Nguwongke
Juni 18, 2014Pendidikan Bahasa Jawa. Tidak sepopuler prodi lain. Kuliahnya enak, tidak se-hectic jurusan lain. Tidak perlu rebutan kelas matakuliah karena sudah ada paket tiap semesternya. Tidak ada uang sks, hanya perlu membayar SPP saja. Kuliah murah, orang-orang bilang. Tidak ada praktikum yang berdarah-darah. Tidak ada deadline paper yang serasa mencekik leher.
Bahasa pengantar kuliah 60% menggunakan bahasa Jawa, halus. Skripsi juga wajib menggunakan bahasa krama alus. Dosennya biasa saja. Nyentrik pun masih dalam batas wajar.
Selama hampir empat tahun belajar di prodi ini, saya tidak begitu ingat apa saja yang sudah saya pelajari. Saya tipe orang yang malas pikir. Saya lebih dominan merasakan. Seperti anak TK ya? Like atau dislike. Begitu kata Mbak Zita, temannya teman, tempo hari.
Sukanya saya belajar di prodi ini adalah,
saya jadi tahu tata krama. Beberapa matakuliah malah terasa seperti kelas kepribadian. Beberapa dosen tidak akan bosan mengingatkan atau mengoreksi mahasiswanya dalam berbahasa maupun bertingkah laku. Beberapa ada yang menerapkan 'tanggap ing pasemon' atau bahasa kekiniannya adalah main kode. Seperti khasnya orang Jawa, mainnya main sindir. Sindir alus. Beberapa beranggapan bahwa itu komunikasi tidak efektif. Iya, secara anak kekinian mana sih yang peka atau tanggap terhadap situasi yang berupa sindiran, sindiran halus pula. Saya jadi belajar peka dari situ. Tanggap tanpa diperintah. Inisiatif lah bahasa kerennya.Mau adu argumen sama dosen? Boleh. Silahkan saja. Asal kamu punya cukup ketrampilan berbahasa krama alus. Ah, kakehan mikir. Memang. Ya mau bagaimana lagi, inilah Jawa. Segala sesuatunya harus matang. Enggak grusah grusuh. Menata diri, itu sih konsep yang bisa saya tangkap dari sana.

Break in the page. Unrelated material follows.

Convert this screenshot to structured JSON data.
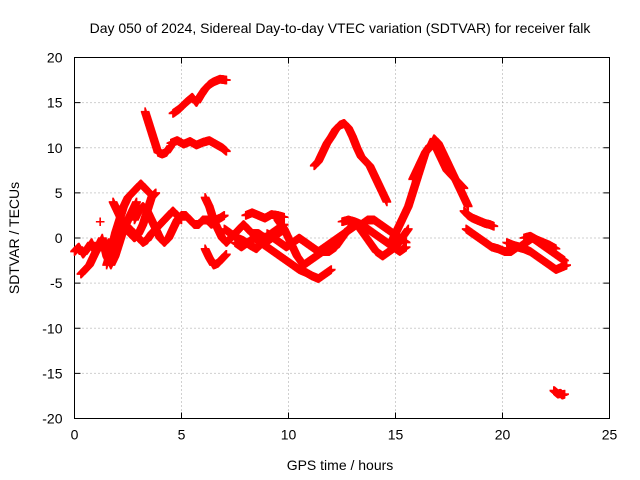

Pernahkah kamu duduk di bangkumu sendiri tapi orang lain yang mengatur? Saya pernah. Bangku di ruang kuliah bentuknya kursi-meja yang bisa dilipat itu. Beberapa ada tempat menaruh tas di bawahnya. Tempat tas itu enak sekali buat mancik kaki. Ada dosen yang bertanya, fungsi rak itu buat apa? Sudah, tidak usah dijawab, kalau kakimu nangkring di situ segera turunkan. Main kode. Haha. Ribet? Memang.
Pernah kamu pakai sepatu tapi diatur? Saya juga pernah. Saat itu di kelas saya duduk di bangku paling depan. Pakai kemeja, kaki disilangkan di lantai tidak nangkring di pancikan kursi, tubuh agak serong menghadap dosen. Perfect. Dosen tanya ke saya:
Mbak, sepatunya Crocs ya? Larang kuwi, 200 ra oleh, larang-larang kok mung dipidak.
Si dosen tertawa kecil. Hal yang aku tangkap adalah, sepatuku tumitnya terlihat, ganti sepatunya. Kode lagi.
Masih banyak lagi kode-kode lain sebenarnya. Membuat lelah secara mental. Tapi saya pribadi merasa beruntung, itu saya anggap pelajaran budi pekerti. Menghargai sesama manusia. Nguwongke. Memanusiakan manusia. Saya rasa adik-adik kecil di TK-SD tidak harus pandai bahasa asing, mereka harus pandai memanusiakan manusia dengan budi pekerti.